C’est le puzzle de la transition.

Oui. Et ce sera l’époque la plus extraordinaire de l’histoire. La promesse des élections municipales françaises va en ce sens. Dans votre pays les régions, les villes, seront désormais gérées à l’aune de l’urgence climatique. Cette dynamique montre aussi que, dans les années à venir, il faudra une révolution de l’imagination en France. Cette idée est tout à fait stimulante et passionnante.

Comment se construit et évolue le réseau des Villes en transition  que vous avez largement contribué à bâtir ?

La transition, ce n’est pas quelque chose qui fonctionne comme une franchise Coca-Cola. Ce n’est pas contrôlé à partir d’un noyau central. C’est un exemple tout à fait fascinant de comment une idée peut trouver son propre rythme dans le monde.
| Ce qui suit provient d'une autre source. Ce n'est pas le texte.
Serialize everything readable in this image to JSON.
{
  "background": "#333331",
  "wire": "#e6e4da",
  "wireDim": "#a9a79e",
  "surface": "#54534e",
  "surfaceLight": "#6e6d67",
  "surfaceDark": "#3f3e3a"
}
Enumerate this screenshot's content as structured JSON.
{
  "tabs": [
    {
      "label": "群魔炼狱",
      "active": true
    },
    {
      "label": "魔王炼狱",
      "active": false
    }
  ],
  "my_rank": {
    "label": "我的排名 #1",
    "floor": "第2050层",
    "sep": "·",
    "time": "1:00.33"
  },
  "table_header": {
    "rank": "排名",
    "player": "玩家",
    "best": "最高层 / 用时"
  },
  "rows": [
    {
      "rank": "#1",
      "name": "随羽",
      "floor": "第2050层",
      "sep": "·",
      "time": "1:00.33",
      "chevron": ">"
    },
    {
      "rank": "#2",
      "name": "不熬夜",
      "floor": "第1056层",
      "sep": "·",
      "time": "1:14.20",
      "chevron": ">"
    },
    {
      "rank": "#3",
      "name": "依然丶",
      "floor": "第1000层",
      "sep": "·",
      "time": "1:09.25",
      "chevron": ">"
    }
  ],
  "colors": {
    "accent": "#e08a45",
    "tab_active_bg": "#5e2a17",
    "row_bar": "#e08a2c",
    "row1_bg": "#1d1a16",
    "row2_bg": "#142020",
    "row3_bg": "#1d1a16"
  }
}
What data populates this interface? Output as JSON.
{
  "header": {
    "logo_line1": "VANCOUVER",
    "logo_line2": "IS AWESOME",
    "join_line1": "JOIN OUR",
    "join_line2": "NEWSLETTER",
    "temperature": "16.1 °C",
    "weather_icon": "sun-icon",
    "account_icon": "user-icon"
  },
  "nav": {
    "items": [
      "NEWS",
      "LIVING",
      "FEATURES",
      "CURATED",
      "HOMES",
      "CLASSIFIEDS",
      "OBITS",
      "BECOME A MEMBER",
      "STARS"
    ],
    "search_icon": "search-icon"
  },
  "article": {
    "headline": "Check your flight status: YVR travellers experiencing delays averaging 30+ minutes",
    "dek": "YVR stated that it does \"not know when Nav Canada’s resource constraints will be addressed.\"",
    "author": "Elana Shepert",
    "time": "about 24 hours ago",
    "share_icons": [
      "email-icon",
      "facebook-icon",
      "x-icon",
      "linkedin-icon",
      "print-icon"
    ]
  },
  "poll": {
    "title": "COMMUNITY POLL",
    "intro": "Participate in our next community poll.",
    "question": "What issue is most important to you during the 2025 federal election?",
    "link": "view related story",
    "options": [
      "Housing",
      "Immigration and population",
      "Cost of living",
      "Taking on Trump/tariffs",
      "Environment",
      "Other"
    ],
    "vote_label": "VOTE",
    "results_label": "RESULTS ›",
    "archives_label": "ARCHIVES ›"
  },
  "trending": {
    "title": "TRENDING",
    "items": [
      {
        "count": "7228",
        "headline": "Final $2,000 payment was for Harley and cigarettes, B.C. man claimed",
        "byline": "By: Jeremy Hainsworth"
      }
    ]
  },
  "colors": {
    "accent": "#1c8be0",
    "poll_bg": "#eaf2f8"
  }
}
Dans tous les endroits que je visite où la transition est en marche, il y a des choses qui me paraissent familières. J’entends par là, une certaine manière d’envisager le travail, de rêver ensemble, d’imaginer ensemble, de s’engager collectivement, de travailler sur le terrain de manière tangible. Ce qui est vraiment formidable, c’est que chaque endroit, chaque culture, crée sa propre version de la transition. Souvent sans financement, juste avec des bénévoles. 

Aujourd’hui, combien de villes sont en transition dans ce réseau mondial, ou se déclarent comme telles ?

C’est une question difficile. Dans la plupart des villes, la transition se met en place dans des quartiers. À Paris par exemple, il existe 15 ou 20 groupes en transition dans différents quartiers. À Londres, on en compte 45 ou 50. « Transition Londres » n’est qu’un réseau très informel. Le pouvoir de la transition, c’est qu’elle part du terrain. Elle naît à l’échelle d’un quartier, et parfois même à l’échelle d’une rue, d’une école, d’un immeuble. À Sao Paulo, au Brésil, les groupes en transition travaillent dans des quartiers de classes moyennes mais également dans des favelas. L’estimation de leur nombre est donc, de fait, très difficile. Et puis un groupe peut être très actif pendant une certaine période de temps, puis entrer en latence et un autre groupe prend le relais. Je crois qu’au Royaume-Uni, on a recensé quelque 400 groupes. La moitié d’entre eux travaillent en zone urbaine. À l'échelle mondiale, je dirais que plusieurs milliers de groupes sont actifs aujourd'hui.